Databricks uses a dual-cost model: DBU charges ranging from $0.07 to $0.70 per DBU depending on compute type, plus cloud infrastructure costs that typically add 50-200% on top. Jobs compute at $0.15/DBU is the most cost-efficient workload type, while Serverless SQL at $0.70/DBU includes compute costs. A mid-size team of five engineers with moderate ML usage spends $3,000-$8,000 per month. Amazon Redshift offers on-demand node pricing starting at $0.54 per hour, reserved instances for steady workloads at significant discounts, and Serverless at $0.375 per RPU-hour. Redshift's concurrency scaling provides one free hour of credits daily, sufficient for 97% of customers. For predictable SQL analytics workloads, Redshift pricing is simpler to forecast. For variable engineering and ML workloads, Databricks consumption-based billing provides more flexibility.
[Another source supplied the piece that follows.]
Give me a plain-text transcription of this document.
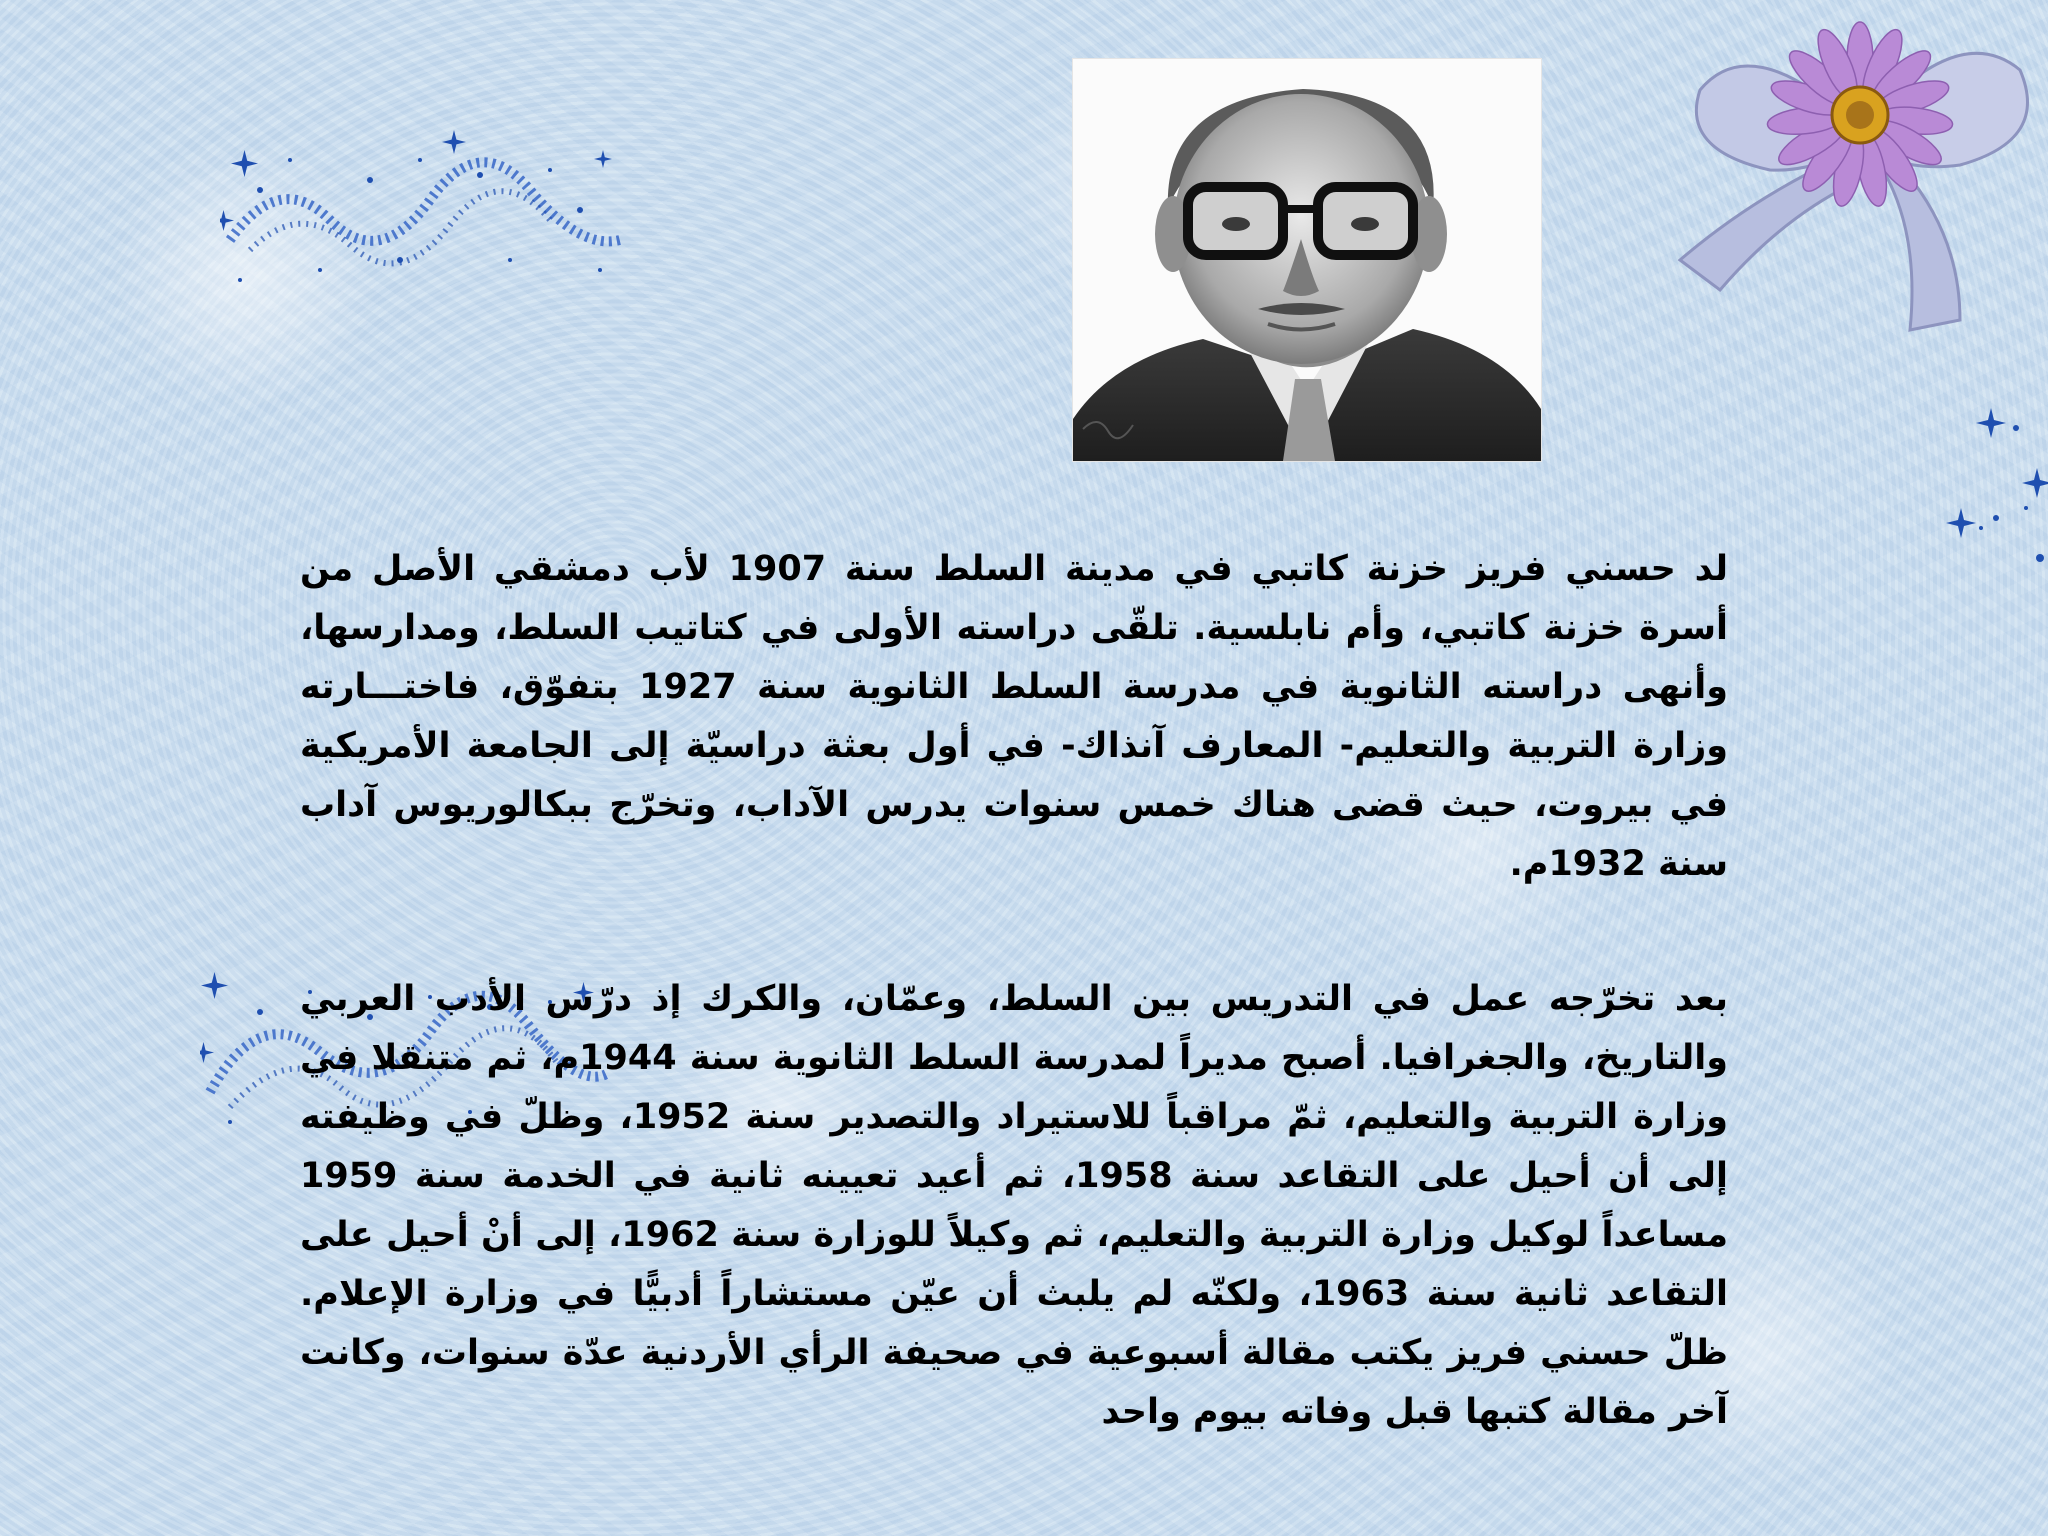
لد حسني فريز خزنة كاتبي في مدينة السلط سنة 1907 لأب دمشقي الأصل من أسرة خزنة كاتبي، وأم نابلسية. تلقّى دراسته الأولى في كتاتيب السلط، ومدارسها، وأنهى دراسته الثانوية في مدرسة السلط الثانوية سنة 1927 بتفوّق، فاختـــارته وزارة التربية والتعليم- المعارف آنذاك- في أول بعثة دراسيّة إلى الجامعة الأمريكية في بيروت، حيث قضى هناك خمس سنوات يدرس الآداب، وتخرّج ببكالوريوس آداب سنة 1932م.

بعد تخرّجه عمل في التدريس بين السلط، وعمّان، والكرك إذ درّس الأدب العربي والتاريخ، والجغرافيا. أصبح مديراً لمدرسة السلط الثانوية سنة 1944م، ثم متنقلا في وزارة التربية والتعليم، ثمّ مراقباً للاستيراد والتصدير سنة 1952، وظلّ في وظيفته إلى أن أحيل على التقاعد سنة 1958، ثم أعيد تعيينه ثانية في الخدمة سنة 1959 مساعداً لوكيل وزارة التربية والتعليم، ثم وكيلاً للوزارة سنة 1962، إلى أنْ أحيل على التقاعد ثانية سنة 1963، ولكنّه لم يلبث أن عيّن مستشاراً أدبيًّا في وزارة الإعلام. ظلّ حسني فريز يكتب مقالة أسبوعية في صحيفة الرأي الأردنية عدّة سنوات، وكانت آخر مقالة كتبها قبل وفاته بيوم واحد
Databricks deploys on AWS, Azure, and GCP with a consistent feature set across all three clouds, making it the clear choice for multi-cloud strategies. AWS provides the most complete feature set at base DBU rates, Azure integrates with Active Directory and Power BI at 10-20% higher pricing, and GCP suits Google-native environments. Amazon Redshift is exclusively an AWS service with no deployment option on Azure or GCP. However, Redshift compensates with deep integration across the entire AWS ecosystem including S3, Glue, SageMaker, QuickSight, Lake Formation, Kinesis, and IAM Identity Center. If your organization is fully committed to AWS, Redshift's ecosystem integration delivers more value. If you operate across clouds or plan to avoid vendor lock-in, Databricks is the only viable option.
Databricks handles streaming more natively through Apache Spark Structured Streaming, which processes real-time data with exactly-once semantics and unifies batch and streaming in the same pipeline code and Delta Live Tables framework. Teams can write a single pipeline that handles both historical backfills and live streams. Amazon Redshift supports real-time ingestion through native streaming from Amazon Kinesis and Amazon MSK, plus zero-ETL integrations that replicate data from Aurora, RDS, and DynamoDB with near real-time latency. Redshift also offers S3 auto-copy for automated file ingestion. For true streaming analytics where sub-second latency matters, Databricks Structured Streaming is more capable. For near real-time analytics where data arrives from AWS transactional databases and you want SQL-based analysis without pipeline code, Redshift zero-ETL integrations are simpler and require less engineering effort.